The mortgage debt deal designed to ease debt service costs to distressed FX loan holders is "a decent compromise" with potentially neutral long-term market implications, London-based analysts said on Friday.
In a research note released to investors in London, Barclays Capital said that even though the government "seems to have been unafraid to pursue unorthodox policies", it likely realized quickly that the issue of FX-indebted households in Hungary was simply "too big" to be solved by a radical policy response, for example a mass conversion of the FX-denominated loans.
Hence, it adopted an approach that "shows its desire to help, but on a limited scale".

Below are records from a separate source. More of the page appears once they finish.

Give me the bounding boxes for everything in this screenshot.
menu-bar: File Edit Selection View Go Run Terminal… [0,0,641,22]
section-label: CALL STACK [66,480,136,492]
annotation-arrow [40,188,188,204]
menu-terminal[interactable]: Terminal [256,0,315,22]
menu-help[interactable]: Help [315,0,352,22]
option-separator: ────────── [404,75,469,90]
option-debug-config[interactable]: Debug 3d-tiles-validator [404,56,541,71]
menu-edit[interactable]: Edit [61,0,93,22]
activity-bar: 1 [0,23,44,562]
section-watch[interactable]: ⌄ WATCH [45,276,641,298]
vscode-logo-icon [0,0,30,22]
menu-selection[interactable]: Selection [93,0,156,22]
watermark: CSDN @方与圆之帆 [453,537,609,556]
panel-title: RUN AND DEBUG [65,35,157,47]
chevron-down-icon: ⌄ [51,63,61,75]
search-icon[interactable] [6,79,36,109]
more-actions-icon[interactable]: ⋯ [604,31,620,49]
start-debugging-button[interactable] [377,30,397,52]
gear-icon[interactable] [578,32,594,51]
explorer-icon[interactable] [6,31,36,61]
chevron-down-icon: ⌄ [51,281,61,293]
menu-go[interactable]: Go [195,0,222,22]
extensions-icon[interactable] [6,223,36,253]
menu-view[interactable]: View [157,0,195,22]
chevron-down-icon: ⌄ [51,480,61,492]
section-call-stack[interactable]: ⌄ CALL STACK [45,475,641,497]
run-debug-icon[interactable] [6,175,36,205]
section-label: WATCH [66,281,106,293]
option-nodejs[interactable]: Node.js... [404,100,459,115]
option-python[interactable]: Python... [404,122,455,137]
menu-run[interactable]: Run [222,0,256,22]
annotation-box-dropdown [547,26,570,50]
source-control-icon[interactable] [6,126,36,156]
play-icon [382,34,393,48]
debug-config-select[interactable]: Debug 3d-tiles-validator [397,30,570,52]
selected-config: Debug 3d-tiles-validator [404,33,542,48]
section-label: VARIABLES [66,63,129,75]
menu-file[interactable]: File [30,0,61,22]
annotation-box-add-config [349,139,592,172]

Each of the elements is subject to additional rules, designed to contain the scope and associated risks. As a result, the programme does not have strong long-term market implications. Also, it shifts some of the risks associated with FX debt from the household sector to the government and banking sectors, but the fundamental burden from heavy FX indebtedness has not been removed.
Thus, Hungary's macro performance (growth, current account, fiscal) will still determine whether the programme will lead to pressure on government finances - if guarantees are called - or banks' profits and, ultimately, the exchange rate, Barclays Capital said.
The forint has held out well this week, "in our view helped by investor relief that the ... agreement on legacy FX-linked loans contained no major surprises".
The programme does contain "some" surprises, the main of which being a quota system for foreclosures once the blanket moratorium on these lapses on 1 July.
Importantly, however, the programme has categorically ruled out any debt forgiveness, and this may still act as a deterrent to the moral hazard of Hungarian households which could continue servicing their debt potentially opting not to in the hope that there might be some form of debt forgiveness, Barclays Capital said.
The other surprise is that while the ban on euro-linked mortgages will be lifted, the criteria for household eligibility is high, with borrowers required to have an income in euros at least 15 times the minimum wage to be eligible to apply. "We had anticipated that the re-introduction of these mortgages could have positive effects on the HUF ... However, the sums involved could be modest given the new criteria". This means that "the forint will not benefit as much from the positive flow implications from the programme as we had anticipated".